Rev. mex. fis. vol.66 no.5 México sep./oct. 2020 Epub 31-Ene-2022

https://doi.org/10.31349/revmexfis.66.692

Research

Other areas in Physics

Thermal quantum correlations of spin chain with multiple interactions

S. Ahadpour^a

F. Mirmasoudi^a

^{^a}Physics Department, University of Mohaghegh Ardabili, P.O. Box 179, Ardabil, Iran. e-mail: Ahadpour@uma.ac.ir

Abstract

To explore the impact of distance between spins on quantum correlation, we compute trace distance discord and spin squeezing in an anisotropic Heisenberg XYZ model with Dzyaloshinskii-Moriya interaction in the presence of the external magnetic field. It is valuable to investigate how we can protect quantum correlations in a system when the distance between the spins is promoted. We find that rich Dzyaloshinskii-Moriya interaction and low temperature can be effective for quantum correlations with increasing distance between spins as at sufficiently low temperature. Besides, the generated correlated channels are inspected to interchange the information between the system qubits applying the standard dense coding protocol; then, the dense coding capacity of the transmitted information is quantified. It is found that the strength Dzyaloshinskii-Moriya interaction and magnetic field have a great impact on the dynamics of the quantum correlations and, consequently, the quality of the generated channels to exchange the information. Therefore, the effect of Dzyaloshinskii-Moriya interaction for various strengths of temperature needs to be considered to have valid dense coding when the distance of spin increases.
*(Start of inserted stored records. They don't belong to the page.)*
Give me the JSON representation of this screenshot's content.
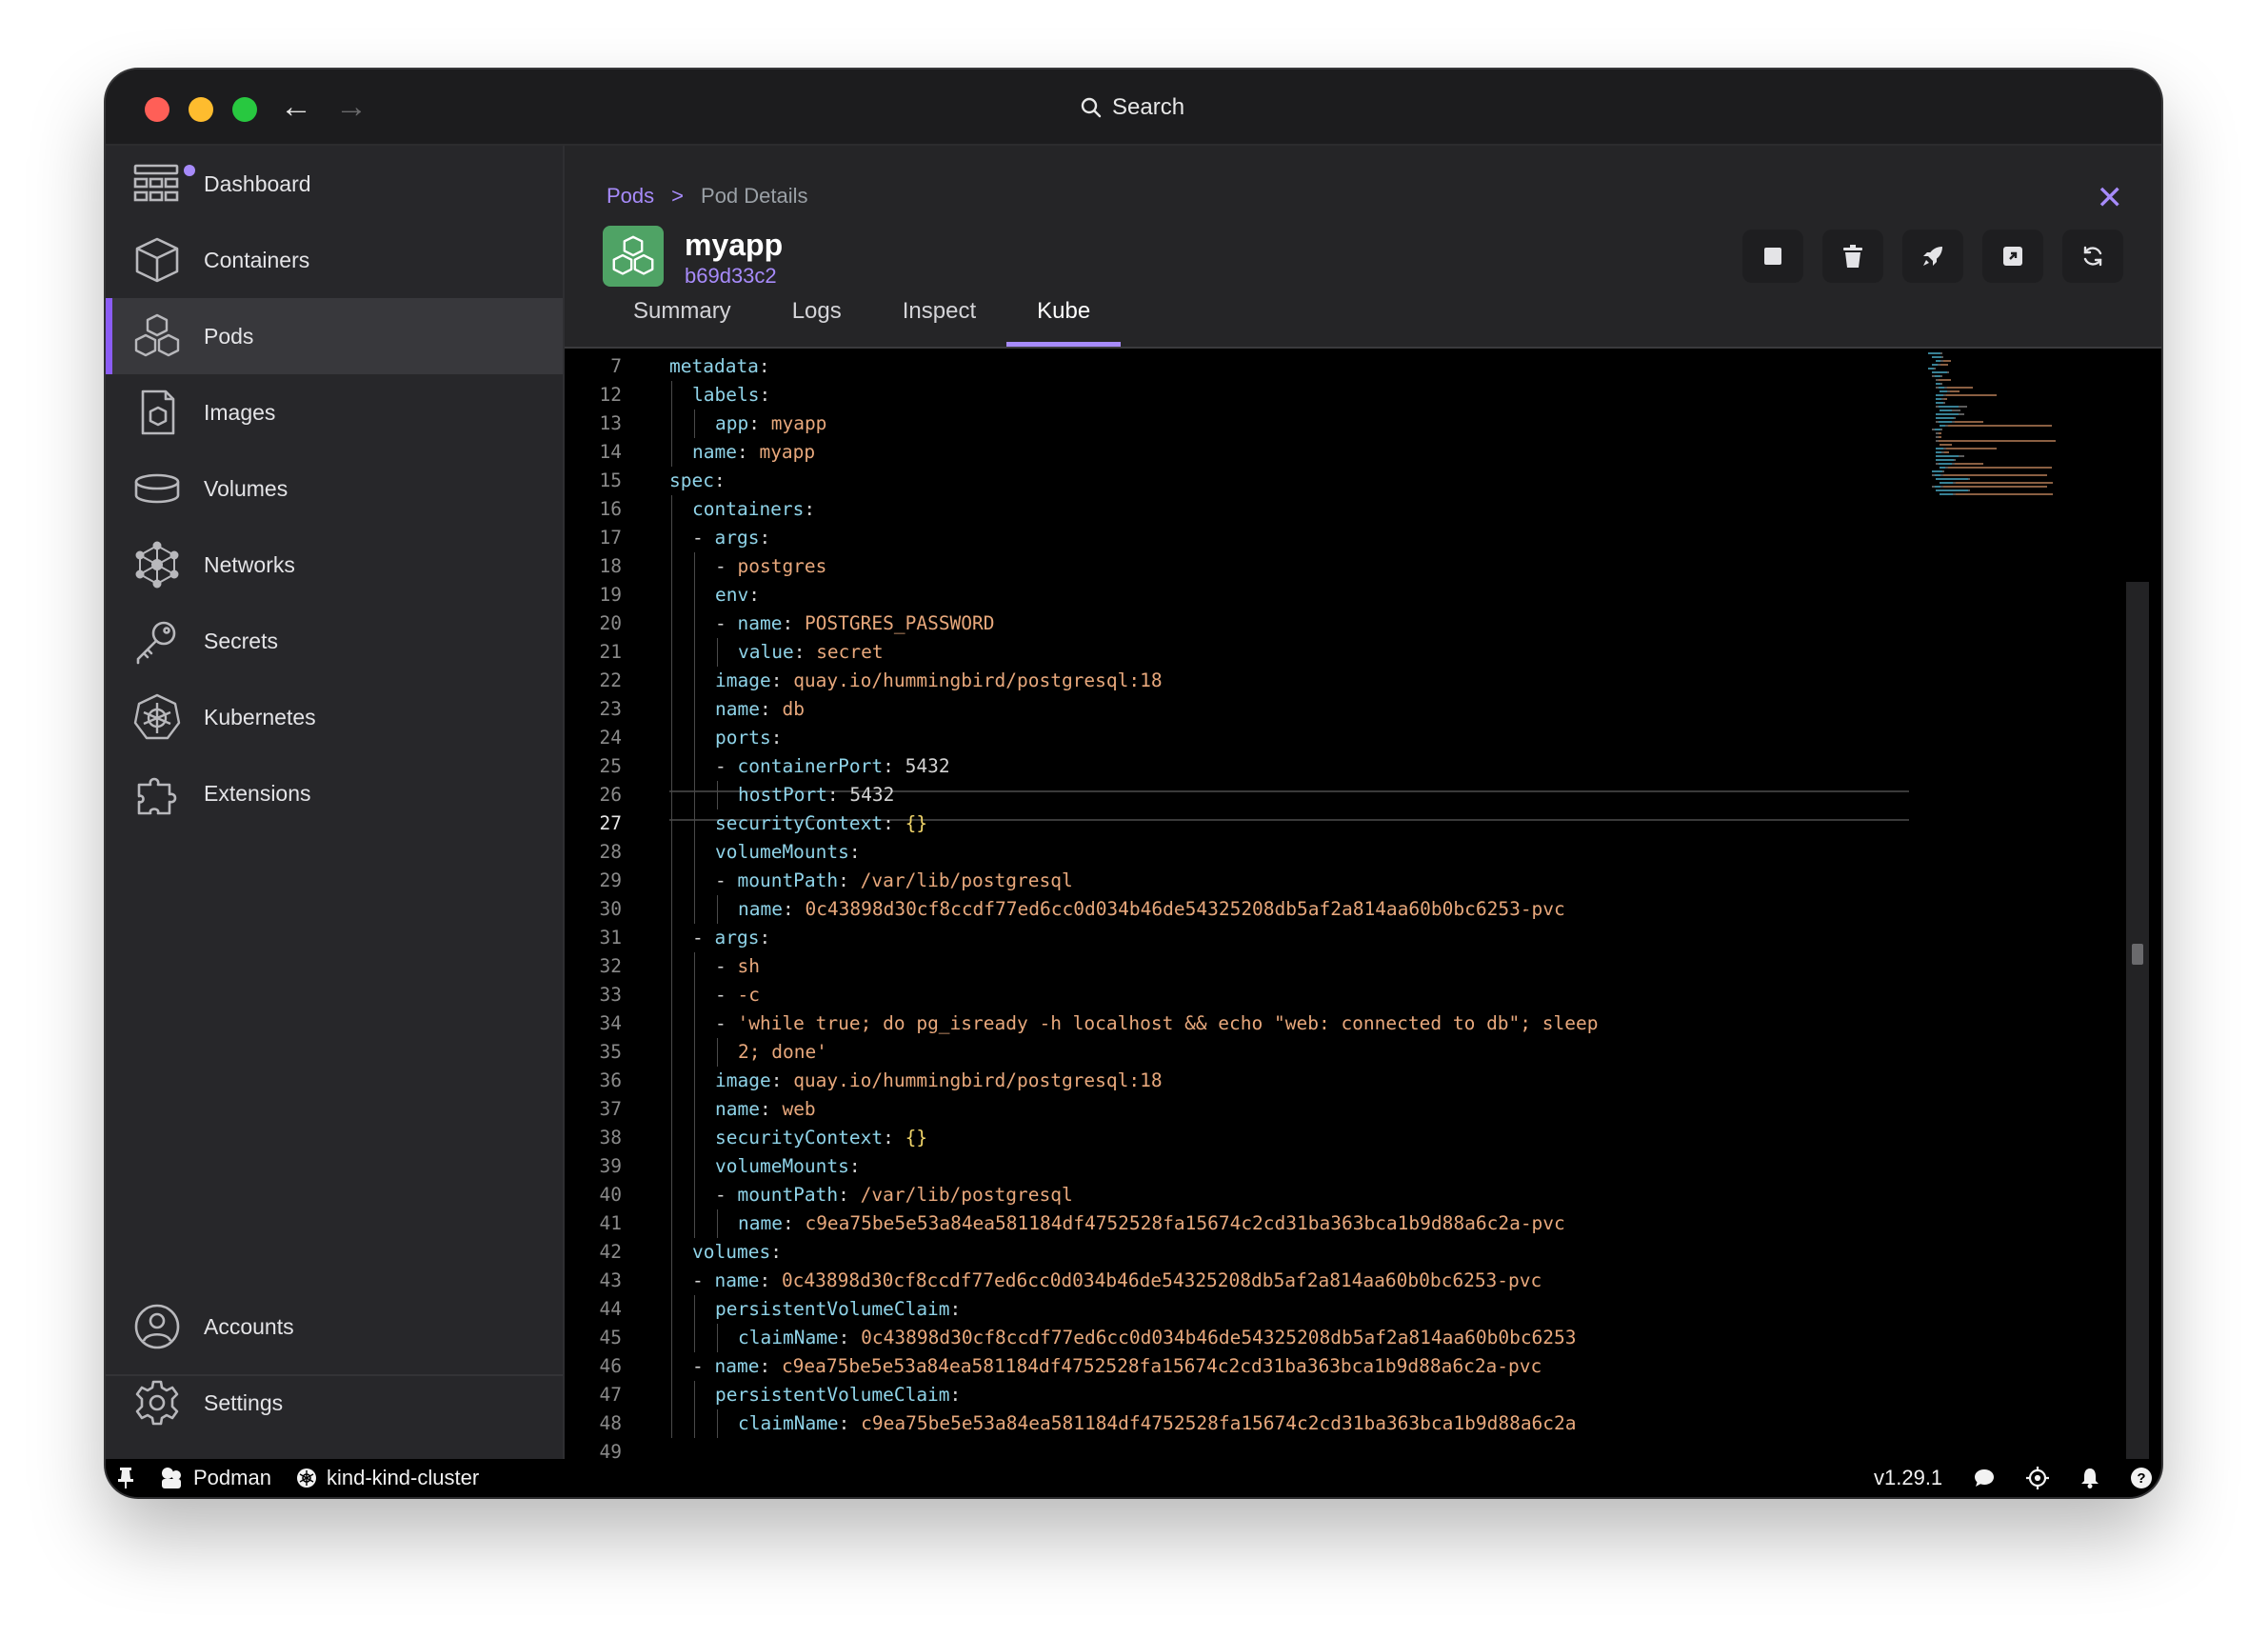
{
  "titlebar": {
    "search_label": "Search"
  },
  "sidebar": {
    "items": [
      {
        "label": "Dashboard",
        "icon": "dashboard-icon"
      },
      {
        "label": "Containers",
        "icon": "container-icon"
      },
      {
        "label": "Pods",
        "icon": "pod-icon",
        "active": true
      },
      {
        "label": "Images",
        "icon": "image-icon"
      },
      {
        "label": "Volumes",
        "icon": "volume-icon"
      },
      {
        "label": "Networks",
        "icon": "network-icon"
      },
      {
        "label": "Secrets",
        "icon": "key-icon"
      },
      {
        "label": "Kubernetes",
        "icon": "kubernetes-icon"
      },
      {
        "label": "Extensions",
        "icon": "puzzle-icon"
      }
    ],
    "bottom": [
      {
        "label": "Accounts",
        "icon": "account-icon"
      },
      {
        "label": "Settings",
        "icon": "gear-icon"
      }
    ]
  },
  "breadcrumb": {
    "parent": "Pods",
    "separator": ">",
    "current": "Pod Details"
  },
  "pod": {
    "name": "myapp",
    "id": "b69d33c2"
  },
  "tabs": [
    "Summary",
    "Logs",
    "Inspect",
    "Kube"
  ],
  "active_tab": "Kube",
  "editor": {
    "current_line": 27,
    "lines": [
      {
        "n": "7",
        "indent": 0,
        "tokens": [
          [
            "k",
            "metadata"
          ],
          [
            "p",
            ":"
          ]
        ]
      },
      {
        "n": "12",
        "indent": 1,
        "tokens": [
          [
            "k",
            "labels"
          ],
          [
            "p",
            ":"
          ]
        ]
      },
      {
        "n": "13",
        "indent": 2,
        "tokens": [
          [
            "k",
            "app"
          ],
          [
            "p",
            ": "
          ],
          [
            "v",
            "myapp"
          ]
        ]
      },
      {
        "n": "14",
        "indent": 1,
        "tokens": [
          [
            "k",
            "name"
          ],
          [
            "p",
            ": "
          ],
          [
            "v",
            "myapp"
          ]
        ]
      },
      {
        "n": "15",
        "indent": 0,
        "tokens": [
          [
            "k",
            "spec"
          ],
          [
            "p",
            ":"
          ]
        ]
      },
      {
        "n": "16",
        "indent": 1,
        "tokens": [
          [
            "k",
            "containers"
          ],
          [
            "p",
            ":"
          ]
        ]
      },
      {
        "n": "17",
        "indent": 1,
        "tokens": [
          [
            "p",
            "- "
          ],
          [
            "k",
            "args"
          ],
          [
            "p",
            ":"
          ]
        ]
      },
      {
        "n": "18",
        "indent": 2,
        "tokens": [
          [
            "p",
            "- "
          ],
          [
            "v",
            "postgres"
          ]
        ]
      },
      {
        "n": "19",
        "indent": 2,
        "tokens": [
          [
            "k",
            "env"
          ],
          [
            "p",
            ":"
          ]
        ]
      },
      {
        "n": "20",
        "indent": 2,
        "tokens": [
          [
            "p",
            "- "
          ],
          [
            "k",
            "name"
          ],
          [
            "p",
            ": "
          ],
          [
            "v",
            "POSTGRES_PASSWORD"
          ]
        ]
      },
      {
        "n": "21",
        "indent": 3,
        "tokens": [
          [
            "k",
            "value"
          ],
          [
            "p",
            ": "
          ],
          [
            "v",
            "secret"
          ]
        ]
      },
      {
        "n": "22",
        "indent": 2,
        "tokens": [
          [
            "k",
            "image"
          ],
          [
            "p",
            ": "
          ],
          [
            "v",
            "quay.io/hummingbird/postgresql:18"
          ]
        ]
      },
      {
        "n": "23",
        "indent": 2,
        "tokens": [
          [
            "k",
            "name"
          ],
          [
            "p",
            ": "
          ],
          [
            "v",
            "db"
          ]
        ]
      },
      {
        "n": "24",
        "indent": 2,
        "tokens": [
          [
            "k",
            "ports"
          ],
          [
            "p",
            ":"
          ]
        ]
      },
      {
        "n": "25",
        "indent": 2,
        "tokens": [
          [
            "p",
            "- "
          ],
          [
            "k",
            "containerPort"
          ],
          [
            "p",
            ": "
          ],
          [
            "n",
            "5432"
          ]
        ]
      },
      {
        "n": "26",
        "indent": 3,
        "tokens": [
          [
            "k",
            "hostPort"
          ],
          [
            "p",
            ": "
          ],
          [
            "n",
            "5432"
          ]
        ]
      },
      {
        "n": "27",
        "indent": 2,
        "tokens": [
          [
            "k",
            "securityContext"
          ],
          [
            "p",
            ": "
          ],
          [
            "b",
            "{}"
          ]
        ]
      },
      {
        "n": "28",
        "indent": 2,
        "tokens": [
          [
            "k",
            "volumeMounts"
          ],
          [
            "p",
            ":"
          ]
        ]
      },
      {
        "n": "29",
        "indent": 2,
        "tokens": [
          [
            "p",
            "- "
          ],
          [
            "k",
            "mountPath"
          ],
          [
            "p",
            ": "
          ],
          [
            "v",
            "/var/lib/postgresql"
          ]
        ]
      },
      {
        "n": "30",
        "indent": 3,
        "tokens": [
          [
            "k",
            "name"
          ],
          [
            "p",
            ": "
          ],
          [
            "v",
            "0c43898d30cf8ccdf77ed6cc0d034b46de54325208db5af2a814aa60b0bc6253-pvc"
          ]
        ]
      },
      {
        "n": "31",
        "indent": 1,
        "tokens": [
          [
            "p",
            "- "
          ],
          [
            "k",
            "args"
          ],
          [
            "p",
            ":"
          ]
        ]
      },
      {
        "n": "32",
        "indent": 2,
        "tokens": [
          [
            "p",
            "- "
          ],
          [
            "v",
            "sh"
          ]
        ]
      },
      {
        "n": "33",
        "indent": 2,
        "tokens": [
          [
            "p",
            "- "
          ],
          [
            "v",
            "-c"
          ]
        ]
      },
      {
        "n": "34",
        "indent": 2,
        "tokens": [
          [
            "p",
            "- "
          ],
          [
            "v",
            "'while true; do pg_isready -h localhost && echo \"web: connected to db\"; sleep"
          ]
        ]
      },
      {
        "n": "35",
        "indent": 3,
        "tokens": [
          [
            "v",
            "2; done'"
          ]
        ]
      },
      {
        "n": "36",
        "indent": 2,
        "tokens": [
          [
            "k",
            "image"
          ],
          [
            "p",
            ": "
          ],
          [
            "v",
            "quay.io/hummingbird/postgresql:18"
          ]
        ]
      },
      {
        "n": "37",
        "indent": 2,
        "tokens": [
          [
            "k",
            "name"
          ],
          [
            "p",
            ": "
          ],
          [
            "v",
            "web"
          ]
        ]
      },
      {
        "n": "38",
        "indent": 2,
        "tokens": [
          [
            "k",
            "securityContext"
          ],
          [
            "p",
            ": "
          ],
          [
            "b",
            "{}"
          ]
        ]
      },
      {
        "n": "39",
        "indent": 2,
        "tokens": [
          [
            "k",
            "volumeMounts"
          ],
          [
            "p",
            ":"
          ]
        ]
      },
      {
        "n": "40",
        "indent": 2,
        "tokens": [
          [
            "p",
            "- "
          ],
          [
            "k",
            "mountPath"
          ],
          [
            "p",
            ": "
          ],
          [
            "v",
            "/var/lib/postgresql"
          ]
        ]
      },
      {
        "n": "41",
        "indent": 3,
        "tokens": [
          [
            "k",
            "name"
          ],
          [
            "p",
            ": "
          ],
          [
            "v",
            "c9ea75be5e53a84ea581184df4752528fa15674c2cd31ba363bca1b9d88a6c2a-pvc"
          ]
        ]
      },
      {
        "n": "42",
        "indent": 1,
        "tokens": [
          [
            "k",
            "volumes"
          ],
          [
            "p",
            ":"
          ]
        ]
      },
      {
        "n": "43",
        "indent": 1,
        "tokens": [
          [
            "p",
            "- "
          ],
          [
            "k",
            "name"
          ],
          [
            "p",
            ": "
          ],
          [
            "v",
            "0c43898d30cf8ccdf77ed6cc0d034b46de54325208db5af2a814aa60b0bc6253-pvc"
          ]
        ]
      },
      {
        "n": "44",
        "indent": 2,
        "tokens": [
          [
            "k",
            "persistentVolumeClaim"
          ],
          [
            "p",
            ":"
          ]
        ]
      },
      {
        "n": "45",
        "indent": 3,
        "tokens": [
          [
            "k",
            "claimName"
          ],
          [
            "p",
            ": "
          ],
          [
            "v",
            "0c43898d30cf8ccdf77ed6cc0d034b46de54325208db5af2a814aa60b0bc6253"
          ]
        ]
      },
      {
        "n": "46",
        "indent": 1,
        "tokens": [
          [
            "p",
            "- "
          ],
          [
            "k",
            "name"
          ],
          [
            "p",
            ": "
          ],
          [
            "v",
            "c9ea75be5e53a84ea581184df4752528fa15674c2cd31ba363bca1b9d88a6c2a-pvc"
          ]
        ]
      },
      {
        "n": "47",
        "indent": 2,
        "tokens": [
          [
            "k",
            "persistentVolumeClaim"
          ],
          [
            "p",
            ":"
          ]
        ]
      },
      {
        "n": "48",
        "indent": 3,
        "tokens": [
          [
            "k",
            "claimName"
          ],
          [
            "p",
            ": "
          ],
          [
            "v",
            "c9ea75be5e53a84ea581184df4752528fa15674c2cd31ba363bca1b9d88a6c2a"
          ]
        ]
      },
      {
        "n": "49",
        "indent": 0,
        "tokens": []
      }
    ]
  },
  "statusbar": {
    "engine": "Podman",
    "cluster": "kind-kind-cluster",
    "version": "v1.29.1"
  },
  "colors": {
    "accent": "#a78bfa",
    "pod_icon_bg": "#4fa365",
    "yaml_key": "#8fd3e8",
    "yaml_value": "#e8a87c"
  }
}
Keywords: Dzyaloshinskii-Moriya; quantum correlation

PACS: 03.67.-a; 03.65.Ta; 03.65.Ud

1. Introduction

Quantum correlation and entanglement are some of the most considerable aspects of quantum mechanics, which has many uses in quantum information theory [¹-⁵]. Lately, it turned into a basic entrance of the quantum information theory because of its promising prospect in probing the quantum computers and other quantum information devices. In quantum information theory, the entanglement could be considered as a clue role for implementing some quantum information tasks such as quantum cryptography [⁶], quantum computations, geometric quantum computation [⁷-⁹], and dense coding [¹,¹⁰]. In the past few decades, the role of quantum correlations in dense coding and teleportation has attracted considerable attention and expanded multiple approaches not only in theories but also in experiments [¹¹-¹⁷]. Quantum teleportation and dense coding are performing with the help of prior quantum entanglement partaken by the sender and receiver.
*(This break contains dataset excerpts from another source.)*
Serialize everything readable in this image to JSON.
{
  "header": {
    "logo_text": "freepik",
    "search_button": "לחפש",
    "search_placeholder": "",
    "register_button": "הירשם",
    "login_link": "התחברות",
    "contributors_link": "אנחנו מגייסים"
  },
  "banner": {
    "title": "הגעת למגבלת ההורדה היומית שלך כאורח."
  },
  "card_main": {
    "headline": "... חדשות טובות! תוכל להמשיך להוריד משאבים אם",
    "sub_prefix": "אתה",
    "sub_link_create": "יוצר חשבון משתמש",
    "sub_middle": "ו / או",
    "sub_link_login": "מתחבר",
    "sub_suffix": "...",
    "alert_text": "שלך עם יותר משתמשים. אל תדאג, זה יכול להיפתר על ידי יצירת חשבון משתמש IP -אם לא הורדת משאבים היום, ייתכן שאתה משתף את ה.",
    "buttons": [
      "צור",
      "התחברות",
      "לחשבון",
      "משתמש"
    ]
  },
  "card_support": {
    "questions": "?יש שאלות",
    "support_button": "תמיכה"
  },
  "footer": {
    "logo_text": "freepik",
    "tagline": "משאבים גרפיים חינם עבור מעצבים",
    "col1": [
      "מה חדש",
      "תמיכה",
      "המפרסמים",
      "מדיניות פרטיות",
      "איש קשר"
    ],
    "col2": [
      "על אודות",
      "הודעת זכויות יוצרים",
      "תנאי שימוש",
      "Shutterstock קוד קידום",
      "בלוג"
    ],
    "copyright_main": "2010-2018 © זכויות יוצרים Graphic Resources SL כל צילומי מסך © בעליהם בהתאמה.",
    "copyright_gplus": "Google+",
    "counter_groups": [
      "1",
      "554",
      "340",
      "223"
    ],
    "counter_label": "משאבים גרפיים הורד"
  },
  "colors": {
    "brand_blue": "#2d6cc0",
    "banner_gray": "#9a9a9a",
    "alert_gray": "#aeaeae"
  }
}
Up to now, various entanglement measures are manipulated to quantify entanglement and to distinguish between entangled and separable (not entangled) states. Recently, it is interesting to find that spin squeezing is connected to quantum entanglement, and one can use spin squeezing to characterize entanglement. It was found that spin squeezing refers to the minimum spin fluctuation on the plane perpendicular to the mean spin direction [¹⁸-²⁰]. It is investigated for an arbitrary symmetric multi-qubit state, spin squeezing implies pairwise entanglement, for some special state, spin squeezing is equivalent to the pairwise entanglement [²¹]. Because of important applications, spin squeezing has attracted considerable attention and developed various approaches not only in theories but also in experiments [²²,²³]. Another benefit is that the spin squeezing involves no bipartition or reduction process in a many-body system, unlike some other measures of entanglement, e.g., concurrence or negativity. So, it can be easily used for every spin model, independent of size, dimension, and geometry of the system [¹⁹,²⁴,²⁵]. There are various definitions of the spin squeezing parameter; here, we exploit the most vastly studied one, determined by Kitagawa and Ueda [¹⁹].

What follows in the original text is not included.